Yo, yo que siempre te amé sin medida,
hoy sólo puedo brindarte desprecios;
yo, yo que tanto te quise en la vida.
En este ejemplo inicial ya se observaba el arquetipo de su composición y el estilo de sus futuras canciones. Están presentes los elementos sustentadores: 1) el sentimiento humano; 2) la reiteración como propósito aleccionador; 3) la presencia de la tradición: se trata de una cuarteta de endecasílabos con rimas alternas. Y, además –y, entre otros aspectos–, 4) el sentimiento individual compartido con su colectividad; y 5) la burla contra sí mismo, cargada de ironía y formada con base en elementos expresivos y de eficaz comunicación con el auditorio.

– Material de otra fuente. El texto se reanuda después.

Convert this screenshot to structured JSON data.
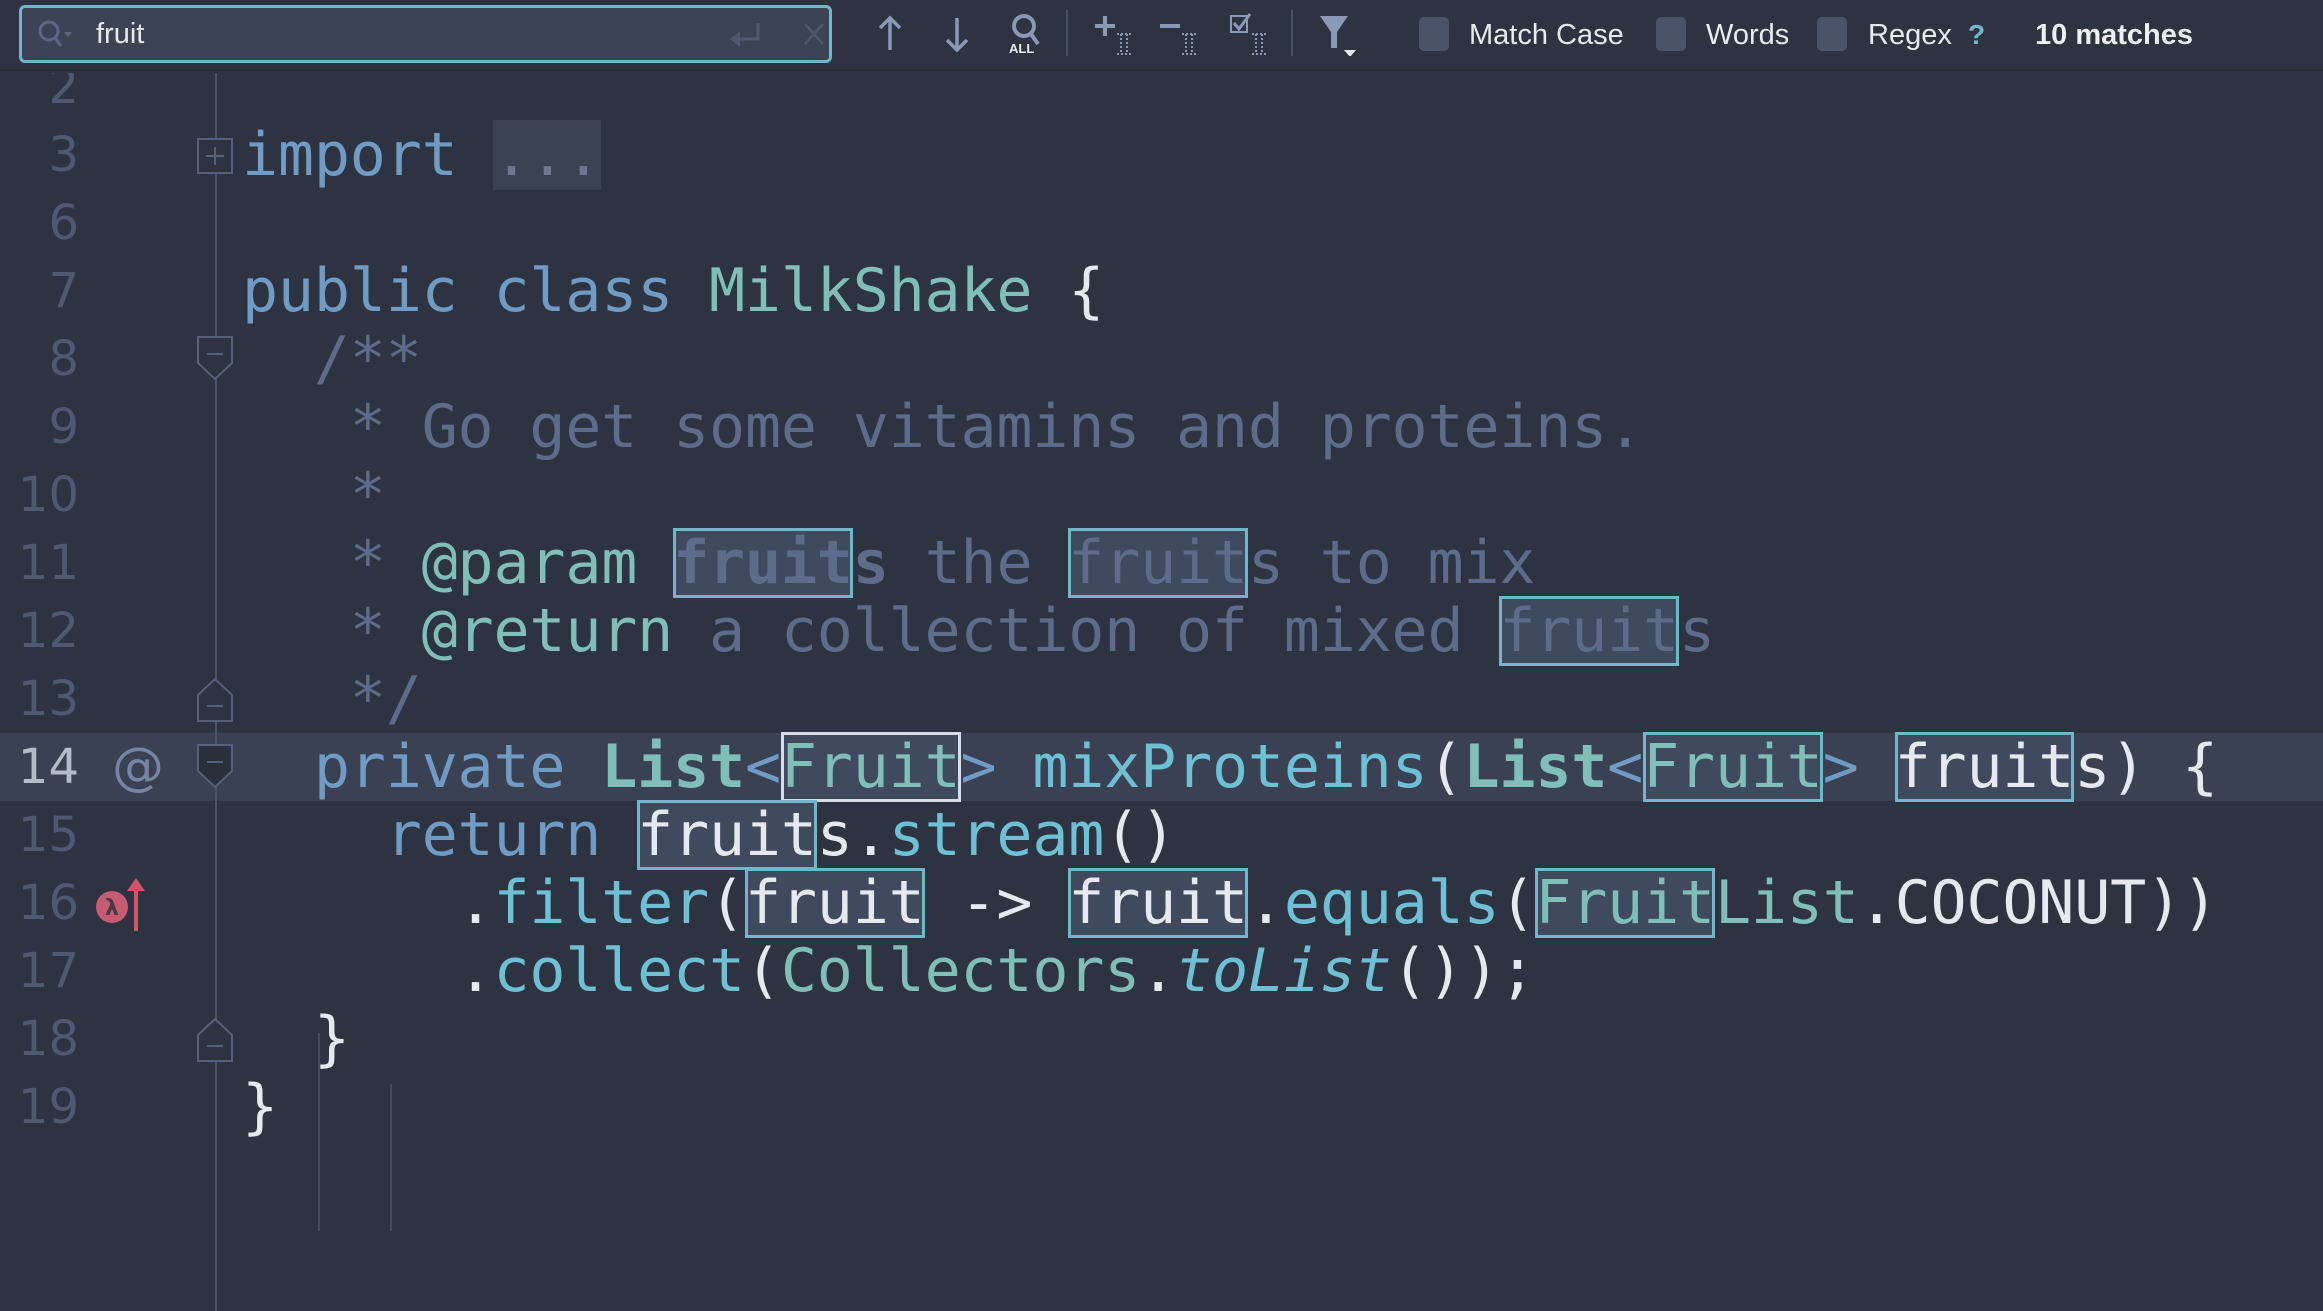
{
  "find_bar": {
    "query": "fruit",
    "search_icon": "search-history-icon",
    "enter_icon": "enter-icon",
    "clear_icon": "clear-icon",
    "buttons": [
      {
        "name": "previous-occurrence",
        "icon": "arrow-up-icon"
      },
      {
        "name": "next-occurrence",
        "icon": "arrow-down-icon"
      },
      {
        "name": "find-all",
        "icon": "find-all-icon",
        "label": "ALL"
      },
      {
        "name": "add-selection-next",
        "icon": "add-occurrence-icon"
      },
      {
        "name": "unselect-occurrence",
        "icon": "remove-occurrence-icon"
      },
      {
        "name": "select-all-occurrences",
        "icon": "select-all-occurrences-icon"
      },
      {
        "name": "filter-search-results",
        "icon": "filter-icon"
      }
    ],
    "options": [
      {
        "label": "Match Case",
        "checked": false
      },
      {
        "label": "Words",
        "checked": false
      },
      {
        "label": "Regex",
        "checked": false
      }
    ],
    "regex_help": "?",
    "match_count": "10 matches"
  },
  "editor": {
    "current_line": 14,
    "colors": {
      "background": "#2d3340",
      "current_line": "#3a4152",
      "match_border": "#6fb7c9",
      "current_match_border": "#d7dde6",
      "keyword": "#6f9bc4",
      "type": "#7fbfb7",
      "comment": "#5c6c8a",
      "method": "#6ec0d4"
    },
    "lines": [
      {
        "num": "2",
        "tokens": []
      },
      {
        "num": "3",
        "fold": "expand",
        "tokens": [
          {
            "t": "import",
            "c": "kw"
          },
          {
            "t": " "
          },
          {
            "t": "...",
            "c": "fold"
          }
        ]
      },
      {
        "num": "6",
        "tokens": []
      },
      {
        "num": "7",
        "tokens": [
          {
            "t": "public class ",
            "c": "kw"
          },
          {
            "t": "MilkShake",
            "c": "type"
          },
          {
            "t": " {",
            "c": "pl"
          }
        ]
      },
      {
        "num": "8",
        "fold": "collapse-start",
        "tokens": [
          {
            "t": "  /**",
            "c": "cm"
          }
        ]
      },
      {
        "num": "9",
        "tokens": [
          {
            "t": "   * Go get some vitamins and proteins.",
            "c": "cm"
          }
        ]
      },
      {
        "num": "10",
        "tokens": [
          {
            "t": "   *",
            "c": "cm"
          }
        ]
      },
      {
        "num": "11",
        "tokens": [
          {
            "t": "   * ",
            "c": "cm"
          },
          {
            "t": "@param",
            "c": "doc"
          },
          {
            "t": " ",
            "c": "cm"
          },
          {
            "t": "fruit",
            "c": "cm bold",
            "hit": true
          },
          {
            "t": "s",
            "c": "cm bold"
          },
          {
            "t": " the ",
            "c": "cm"
          },
          {
            "t": "fruit",
            "c": "cm",
            "hit": true
          },
          {
            "t": "s to mix",
            "c": "cm"
          }
        ]
      },
      {
        "num": "12",
        "tokens": [
          {
            "t": "   * ",
            "c": "cm"
          },
          {
            "t": "@return",
            "c": "doc"
          },
          {
            "t": " a collection of mixed ",
            "c": "cm"
          },
          {
            "t": "fruit",
            "c": "cm",
            "hit": true
          },
          {
            "t": "s",
            "c": "cm"
          }
        ]
      },
      {
        "num": "13",
        "fold": "collapse-end",
        "tokens": [
          {
            "t": "   */",
            "c": "cm"
          }
        ]
      },
      {
        "num": "14",
        "fold": "collapse-start",
        "marker": "at-sign",
        "tokens": [
          {
            "t": "  private ",
            "c": "kw"
          },
          {
            "t": "List",
            "c": "type bold"
          },
          {
            "t": "<",
            "c": "kw"
          },
          {
            "t": "Fruit",
            "c": "type",
            "hit": true,
            "current": true
          },
          {
            "t": ">",
            "c": "kw"
          },
          {
            "t": " "
          },
          {
            "t": "mixProteins",
            "c": "fn"
          },
          {
            "t": "(",
            "c": "pl"
          },
          {
            "t": "List",
            "c": "type bold"
          },
          {
            "t": "<",
            "c": "kw"
          },
          {
            "t": "Fruit",
            "c": "type",
            "hit": true
          },
          {
            "t": ">",
            "c": "kw"
          },
          {
            "t": " "
          },
          {
            "t": "fruit",
            "c": "pl",
            "hit": true
          },
          {
            "t": "s) {",
            "c": "pl"
          }
        ]
      },
      {
        "num": "15",
        "tokens": [
          {
            "t": "    return ",
            "c": "kw"
          },
          {
            "t": "fruit",
            "c": "pl",
            "hit": true
          },
          {
            "t": "s",
            "c": "pl"
          },
          {
            "t": ".",
            "c": "pl"
          },
          {
            "t": "stream",
            "c": "fn"
          },
          {
            "t": "()",
            "c": "pl"
          }
        ]
      },
      {
        "num": "16",
        "marker": "lambda-up",
        "tokens": [
          {
            "t": "      .",
            "c": "pl"
          },
          {
            "t": "filter",
            "c": "fn"
          },
          {
            "t": "(",
            "c": "pl"
          },
          {
            "t": "fruit",
            "c": "pl",
            "hit": true
          },
          {
            "t": " -> ",
            "c": "pl"
          },
          {
            "t": "fruit",
            "c": "pl",
            "hit": true
          },
          {
            "t": ".",
            "c": "pl"
          },
          {
            "t": "equals",
            "c": "fn"
          },
          {
            "t": "(",
            "c": "pl"
          },
          {
            "t": "Fruit",
            "c": "type",
            "hit": true
          },
          {
            "t": "List",
            "c": "type"
          },
          {
            "t": ".COCONUT))",
            "c": "pl"
          }
        ]
      },
      {
        "num": "17",
        "tokens": [
          {
            "t": "      .",
            "c": "pl"
          },
          {
            "t": "collect",
            "c": "fn"
          },
          {
            "t": "(",
            "c": "pl"
          },
          {
            "t": "Collectors",
            "c": "type"
          },
          {
            "t": ".",
            "c": "pl"
          },
          {
            "t": "toList",
            "c": "it"
          },
          {
            "t": "());",
            "c": "pl"
          }
        ]
      },
      {
        "num": "18",
        "fold": "collapse-end",
        "tokens": [
          {
            "t": "  }",
            "c": "pl"
          }
        ]
      },
      {
        "num": "19",
        "tokens": [
          {
            "t": "}",
            "c": "pl"
          }
        ]
      }
    ]
  }
}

En la composición titulada “En el último trago”, insistió de nueva cuenta con el llanto masculino:
Nada me han enseñado los años:
siempre caigo en los mismos errores;
otra vez, a brindar con extraños,
y a llorar por los mismos dolores.
En “La que se fue” impuso a su texto otro énfasis: “Si es necesario que llore, / la vida completa por ella lloro”. Y, en “Ella”, otro de sus éxitos reconocidos, reiteró: “Quise hallar el olvido al estilo Jalisco / pero aquellos mariachis y aquel tequila / me hicieron llorar”. Un último ejemplo, a modo de contrapunto, en donde, por cierto, la que llora no es el ser sino el alma:
Canta, canta, canta,
que tu dicha es tanta
que hasta Dios te adora;
canta, canta, canta,
palomita blanca,
mientras mi alma llora.
El estilo de poetizar de José Alfredo Jiménez estuvo ligado a las formas experimentadas por la tradición popular; impuso, en el contexto de la música popular mexicana, una renovación, a la que contribuyó con los gestos y rasgos estilísticos personales. Sus obras no tienen parangón con lo que se componía al dar comienzo a la segunda mitad del siglo XX y su vigencia ha continuado, inclusive cincuenta años después de su fallecimiento.